The Texas child-welfare officials obviously don't want to admit that their paramilitary raid -- employing SWAT teams with M-16s and armored personnel carriers --was the result of a hoax, since such an admission (a) would expose them as the gullible chumps they are, (b) potentially result in their unemployment, (c) might expose them to civil liability, and (d) would undermine the prosecution of whatever crimes the FLDS allegedly committed.

The clever reader will note that the original lurid tabloid-style reports about the El Dorado raid -- Virgin Teens Raped by Sick Sex Cult! -- weren't really heavy on the kind of caveats that now are used to hide the idiocy of the Texas officials allegedly duped by the alleged hoaxter, Rosita Swinton. For some reason, reporters are extending to Swinton and the Texas officials she duped a presumption of innocence that was sadly lacking when the "Sarah" affidavit was posted online.

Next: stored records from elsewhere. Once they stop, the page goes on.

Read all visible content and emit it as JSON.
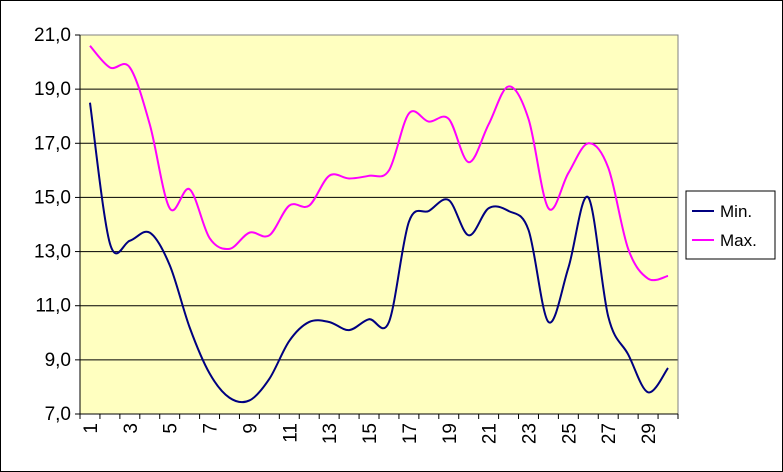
{
  "chart_data": {
    "type": "line",
    "title": "",
    "xlabel": "",
    "ylabel": "",
    "x": [
      1,
      2,
      3,
      4,
      5,
      6,
      7,
      8,
      9,
      10,
      11,
      12,
      13,
      14,
      15,
      16,
      17,
      18,
      19,
      20,
      21,
      22,
      23,
      24,
      25,
      26,
      27,
      28,
      29,
      30
    ],
    "x_tick_labels": [
      "1",
      "3",
      "5",
      "7",
      "9",
      "11",
      "13",
      "15",
      "17",
      "19",
      "21",
      "23",
      "25",
      "27",
      "29"
    ],
    "y_tick_labels": [
      "7,0",
      "9,0",
      "11,0",
      "13,0",
      "15,0",
      "17,0",
      "19,0",
      "21,0"
    ],
    "ylim": [
      7,
      21
    ],
    "ytick_step": 2,
    "grid": "horizontal",
    "legend_position": "right",
    "plot_background": "#ffffc0",
    "series": [
      {
        "name": "Min.",
        "color": "#000080",
        "values": [
          18.5,
          13.3,
          13.4,
          13.7,
          12.5,
          10.2,
          8.5,
          7.6,
          7.5,
          8.3,
          9.7,
          10.4,
          10.4,
          10.1,
          10.5,
          10.4,
          14.1,
          14.5,
          14.9,
          13.6,
          14.6,
          14.5,
          13.8,
          10.4,
          12.4,
          15.0,
          10.6,
          9.2,
          7.8,
          8.7
        ]
      },
      {
        "name": "Max.",
        "color": "#ff00ff",
        "values": [
          20.6,
          19.8,
          19.8,
          17.7,
          14.6,
          15.3,
          13.5,
          13.1,
          13.7,
          13.6,
          14.7,
          14.7,
          15.8,
          15.7,
          15.8,
          16.0,
          18.1,
          17.8,
          17.9,
          16.3,
          17.7,
          19.1,
          17.9,
          14.6,
          15.9,
          17.0,
          16.1,
          13.1,
          12.0,
          12.1
        ]
      }
    ]
  }
}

Look, I have about as much respect for the kook theology of Mormonism as I have for Scientology or the "Heaven's Gate" suicide cult, and regard the FLDS as a kind of ultra-kook fringe for hard-core kooks who consider the more mainstream Mormon kooks as insufficiently kooky. The polygamist practices of the FLDS -- "elders" with a dozen or more wives, teen brides forced to become the fourth or fifth or 17th wife of patriarchal geezers -- are creepy beyond words.

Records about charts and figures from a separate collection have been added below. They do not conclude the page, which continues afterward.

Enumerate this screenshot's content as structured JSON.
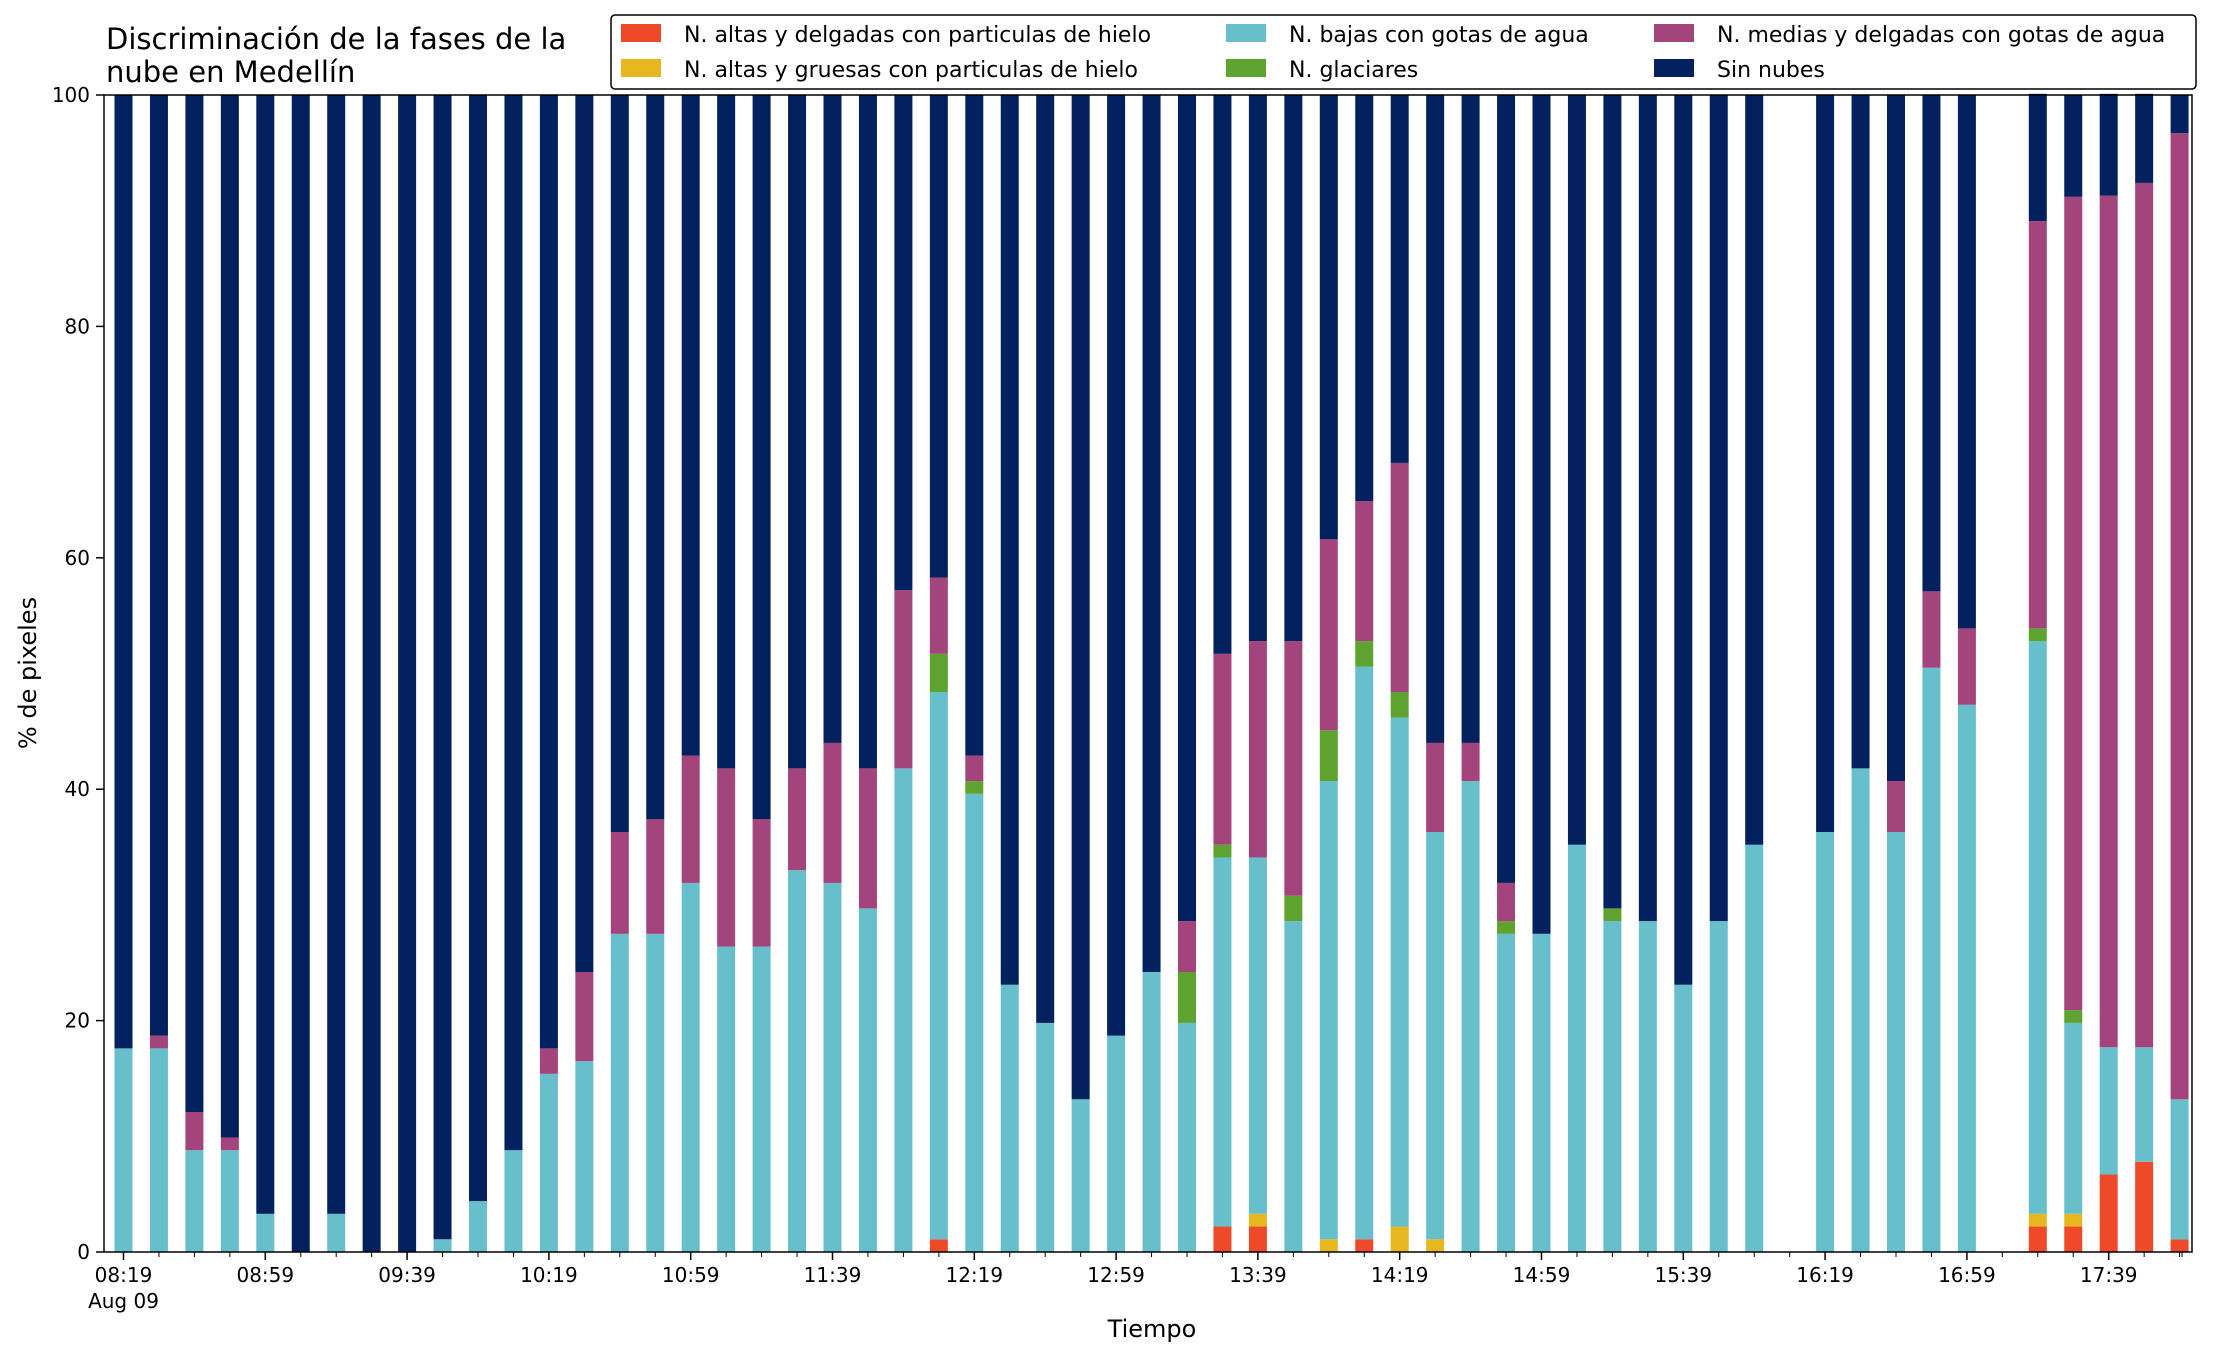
{
  "chart_data": {
    "type": "bar",
    "stacked": true,
    "title_lines": [
      "Discriminación de la fases de la",
      "nube en Medellín"
    ],
    "xlabel": "Tiempo",
    "ylabel": "% de pixeles",
    "ylim": [
      0,
      100
    ],
    "yticks": [
      0,
      20,
      40,
      60,
      80,
      100
    ],
    "xtick_labels": [
      "08:19",
      "08:59",
      "09:39",
      "10:19",
      "10:59",
      "11:39",
      "12:19",
      "12:59",
      "13:39",
      "14:19",
      "14:59",
      "15:39",
      "16:19",
      "16:59",
      "17:39"
    ],
    "xtick_sublabel": "Aug 09",
    "grid": false,
    "legend_position": "top-right",
    "n_slots": 59,
    "series": [
      {
        "name": "N. altas y delgadas con particulas de hielo",
        "color": "#ee4a2a",
        "values": [
          0,
          0,
          0,
          0,
          0,
          0,
          0,
          0,
          0,
          0,
          0,
          0,
          0,
          0,
          0,
          0,
          0,
          0,
          0,
          0,
          0,
          0,
          0,
          1.1,
          0,
          0,
          0,
          0,
          0,
          0,
          0,
          2.2,
          2.2,
          0,
          0,
          1.1,
          0,
          0,
          0,
          0,
          0,
          0,
          0,
          0,
          0,
          0,
          0,
          0,
          0,
          0,
          0,
          0,
          0,
          0,
          2.2,
          2.2,
          6.7,
          7.8,
          1.1
        ]
      },
      {
        "name": "N. altas y gruesas con particulas de hielo",
        "color": "#e6b71e",
        "values": [
          0,
          0,
          0,
          0,
          0,
          0,
          0,
          0,
          0,
          0,
          0,
          0,
          0,
          0,
          0,
          0,
          0,
          0,
          0,
          0,
          0,
          0,
          0,
          0,
          0,
          0,
          0,
          0,
          0,
          0,
          0,
          0,
          1.1,
          0,
          1.1,
          0,
          2.2,
          1.1,
          0,
          0,
          0,
          0,
          0,
          0,
          0,
          0,
          0,
          0,
          0,
          0,
          0,
          0,
          0,
          0,
          1.1,
          1.1,
          0,
          0,
          0
        ]
      },
      {
        "name": "N. bajas con gotas de agua",
        "color": "#68bfcc",
        "values": [
          17.6,
          17.6,
          8.8,
          8.8,
          3.3,
          0,
          3.3,
          0,
          0,
          1.1,
          4.4,
          8.8,
          15.4,
          16.5,
          27.5,
          27.5,
          31.9,
          26.4,
          26.4,
          33.0,
          31.9,
          29.7,
          41.8,
          47.3,
          39.6,
          23.1,
          19.8,
          13.2,
          18.7,
          24.2,
          19.8,
          31.9,
          30.8,
          28.6,
          39.6,
          49.5,
          44.0,
          35.2,
          40.7,
          27.5,
          27.5,
          35.2,
          28.6,
          28.6,
          23.1,
          28.6,
          35.2,
          0,
          36.3,
          41.8,
          36.3,
          50.5,
          47.3,
          0,
          49.5,
          16.5,
          11.0,
          9.9,
          12.1
        ]
      },
      {
        "name": "N. glaciares",
        "color": "#5ea22f",
        "values": [
          0,
          0,
          0,
          0,
          0,
          0,
          0,
          0,
          0,
          0,
          0,
          0,
          0,
          0,
          0,
          0,
          0,
          0,
          0,
          0,
          0,
          0,
          0,
          3.3,
          1.1,
          0,
          0,
          0,
          0,
          0,
          4.4,
          1.1,
          0,
          2.2,
          4.4,
          2.2,
          2.2,
          0,
          0,
          1.1,
          0,
          0,
          1.1,
          0,
          0,
          0,
          0,
          0,
          0,
          0,
          0,
          0,
          0,
          0,
          1.1,
          1.1,
          0,
          0,
          0
        ]
      },
      {
        "name": "N. medias y delgadas con gotas de agua",
        "color": "#a3447c",
        "values": [
          0,
          1.1,
          3.3,
          1.1,
          0,
          0,
          0,
          0,
          0,
          0,
          0,
          0,
          2.2,
          7.7,
          8.8,
          9.9,
          11.0,
          15.4,
          11.0,
          8.8,
          12.1,
          12.1,
          15.4,
          6.6,
          2.2,
          0,
          0,
          0,
          0,
          0,
          4.4,
          16.5,
          18.7,
          22.0,
          16.5,
          12.1,
          19.8,
          7.7,
          3.3,
          3.3,
          0,
          0,
          0,
          0,
          0,
          0,
          0,
          0,
          0,
          0,
          4.4,
          6.6,
          6.6,
          0,
          35.2,
          70.3,
          73.6,
          74.7,
          83.5
        ]
      },
      {
        "name": "Sin nubes",
        "color": "#04215f",
        "values": [
          82.4,
          81.3,
          87.9,
          90.1,
          96.7,
          100,
          96.7,
          100,
          100,
          98.9,
          95.6,
          91.2,
          82.4,
          75.8,
          63.7,
          62.6,
          57.1,
          58.2,
          62.6,
          58.2,
          56.0,
          58.2,
          42.8,
          41.7,
          57.1,
          76.9,
          80.2,
          86.8,
          81.3,
          75.8,
          71.4,
          48.3,
          47.2,
          47.2,
          38.4,
          35.1,
          31.8,
          56.0,
          56.0,
          68.1,
          72.5,
          64.8,
          70.3,
          71.4,
          76.9,
          71.4,
          64.8,
          0,
          63.7,
          58.2,
          59.3,
          42.9,
          46.1,
          0,
          11.0,
          8.8,
          8.8,
          7.7,
          3.3
        ]
      }
    ]
  }
}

But you know what? Welcome to America, where creepy kooks have rights, too. However creepy, kooky or indeed criminal the actions of the FLDS in Texas, they apparently weren't disturbing their neighbors or posing any threat to the larger community. If -- as now appears almost certain -- the only pretext for the raid was a hoax call from an obsessed psycho in Colorado who wasn't a Mormon and had never been within 500 miles of El Dorado, Texas, then these FLDS people are victims of government abuse, and any charges against them based on this warrant will never withstand appellate scrutiny.

A man's home is his castle, and if it so happens that his castle is a kook compound where he's keeping a harem -- hey, why doesn't somebody stage a raid on Hugh Hefner? A lot of people are upset at the idea of the teen mothers at the FLDS compound, but I've said it before and I'll say it again: Texas has the highest teen birth rate in America. If every pregnant 15-year-old in Texas is justification for a paramilitary raid, they're going to have to hire a lot more SWAT officers.

P.S.: One reason "America's Most Wanted" is my favorite show on TV is that they avoid this "allegedly" crap when dealing with criminals. John Walsh never hesitates to call a perp a "lowlife scum."

1 comment:

  1. Next, you could address the way CPS claimed they had 31 teen mothers by refusing to accept their legal documents proving their ages, so they could make it look like the FLDS community was as awful as the media was painting it? 31 turned out to be 5, and from what I understand (though I could be wrong, it's hard to keep the ages straight when there's so much misinformation) they'll all be 18 this year.